Şimdi ele alacağımız bölümün tamamı,
peygamberlerin -salât ve selâm üzerine olsun- hayatlarından
alınan kıssalardan ve örnek davranışlarından
oluşmaktadır. Bunlar anlatılıyor ki,
Peygamberimiz -salât ve selâm üzerine olsun- onları
hatırlasın. Toplumundan gördüğü yalanlama, itham,
iftira ve hayret türünden tepkilere karşı dirensin,
insanın içini daraltan, canını sıkan bu gibi
sıkıntılara karşı sabretsin.
Bu kıssalar aynı zamanda Peygamberimizden önceki
peygamberlerin ilahi rahmete kavuştuklarını, onlara
bol bol nimet ve fazilet yağdığını
sergilemekte, yüce Allah'ın onlara yetki ve iktidar
verdiğini, büyük bağışlarda bulunup
onları koruduğunu ortaya koymaktadır. Bu da müşriklerin
yüce Allah'ın Hz. Muhammed'i elçi olarak seçmesine akıl
erdirememelerine bir cevap niteliğindedir. Hz. Muhammed'in
peygamberlerin ilki olmadığını açıklamaktadır.
Bu peygamberlerin bazılarına yüce Allah peygamberliğin
yanında yetki ve iktidar da vermiştir. Dağları
ve kuşları bazılarının emrine ~ermiştir.
Bazılarının emrine rüzgarı ve
şeytanları vermiştir... Hz. Davud ve Hz. Süleyman
gibi... O halde yüce Allah'ın doğru olan Hz. Muhammed'i
Kureyş'in içinden seçerek onu son peygamber yapması ve
O'na Kur'an'ı indirmesi konusunda hayret edilecek ne var ki?
Ayrıca bu kıssalar, yüce Allah'ın sürekli
olarak elçilerini (peygamberlerini) gözetip koruduğunu, yönlendirmeleri,
direktifleri ve eğitmesiyle onları nasıl
kolladığını tasvir etmektedir. Bu
peygamberlerin hepsi birer insandı. Tıpkı Hz.

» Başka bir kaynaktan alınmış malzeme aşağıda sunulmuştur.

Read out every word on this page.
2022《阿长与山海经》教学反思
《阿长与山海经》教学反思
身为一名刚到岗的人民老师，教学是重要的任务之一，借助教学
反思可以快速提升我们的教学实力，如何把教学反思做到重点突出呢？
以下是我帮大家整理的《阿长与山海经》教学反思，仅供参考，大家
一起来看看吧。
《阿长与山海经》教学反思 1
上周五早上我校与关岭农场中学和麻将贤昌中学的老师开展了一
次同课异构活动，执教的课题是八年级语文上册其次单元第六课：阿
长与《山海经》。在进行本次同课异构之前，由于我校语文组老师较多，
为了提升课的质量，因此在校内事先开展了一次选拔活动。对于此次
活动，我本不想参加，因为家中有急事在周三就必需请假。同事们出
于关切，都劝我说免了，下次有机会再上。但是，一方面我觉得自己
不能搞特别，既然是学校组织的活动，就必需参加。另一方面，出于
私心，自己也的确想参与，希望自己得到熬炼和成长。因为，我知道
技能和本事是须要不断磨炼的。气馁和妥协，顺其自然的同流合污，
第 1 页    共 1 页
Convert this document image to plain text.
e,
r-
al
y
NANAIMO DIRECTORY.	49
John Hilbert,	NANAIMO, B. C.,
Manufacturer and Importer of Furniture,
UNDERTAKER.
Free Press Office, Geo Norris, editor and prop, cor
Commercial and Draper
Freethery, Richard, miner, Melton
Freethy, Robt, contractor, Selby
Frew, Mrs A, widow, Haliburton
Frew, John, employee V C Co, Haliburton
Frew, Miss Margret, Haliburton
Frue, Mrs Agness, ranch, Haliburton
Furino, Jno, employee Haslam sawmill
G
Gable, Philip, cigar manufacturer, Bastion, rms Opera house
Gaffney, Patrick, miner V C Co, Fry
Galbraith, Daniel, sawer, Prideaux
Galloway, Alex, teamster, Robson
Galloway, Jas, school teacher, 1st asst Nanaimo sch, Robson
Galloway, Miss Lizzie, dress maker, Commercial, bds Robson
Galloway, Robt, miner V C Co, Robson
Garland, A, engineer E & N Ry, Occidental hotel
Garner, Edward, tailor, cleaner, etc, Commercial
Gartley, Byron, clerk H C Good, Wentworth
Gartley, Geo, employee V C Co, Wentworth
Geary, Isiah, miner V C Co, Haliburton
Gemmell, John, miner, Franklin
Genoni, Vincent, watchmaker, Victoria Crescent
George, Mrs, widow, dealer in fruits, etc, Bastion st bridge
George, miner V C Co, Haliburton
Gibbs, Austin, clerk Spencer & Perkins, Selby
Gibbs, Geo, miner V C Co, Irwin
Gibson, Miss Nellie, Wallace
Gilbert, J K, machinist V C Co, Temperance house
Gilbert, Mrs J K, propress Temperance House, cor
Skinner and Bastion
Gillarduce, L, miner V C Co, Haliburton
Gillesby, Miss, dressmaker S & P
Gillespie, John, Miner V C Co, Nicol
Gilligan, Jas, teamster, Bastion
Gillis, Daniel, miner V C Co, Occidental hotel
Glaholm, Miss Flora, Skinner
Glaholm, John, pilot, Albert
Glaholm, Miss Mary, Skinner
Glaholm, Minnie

Muhammed'in -salât ve selâm üzerine olsun- bir insan olduğu
gibi. Onların her birinde beşeri zaaflar da bulunuyordu.
Fakat yüce Allah onları, zaafları ile baş
başa bırakmıyor, kendilerini koruyordu. Onlara
yapacaklarını açıklıyor ve kendilerini yönlendiriyordu.
Günahlarını bağışlamak ve onlara ikramda
bulunmak için kendilerini sınavlardan geçiriyordu...
İşte bu bölümde anlatılan olaylar peygamberimizin
-salât ve selâm üzerine olsun- kalbine huzur veriyor, Rabb inin
kendisini koruduğunu, hayatının her
adımında, her aşamasında O'nun himayesi ve gözetimi
altında olduğuna bütün kalbiyle güvenmesine zemin hazırlıyordu.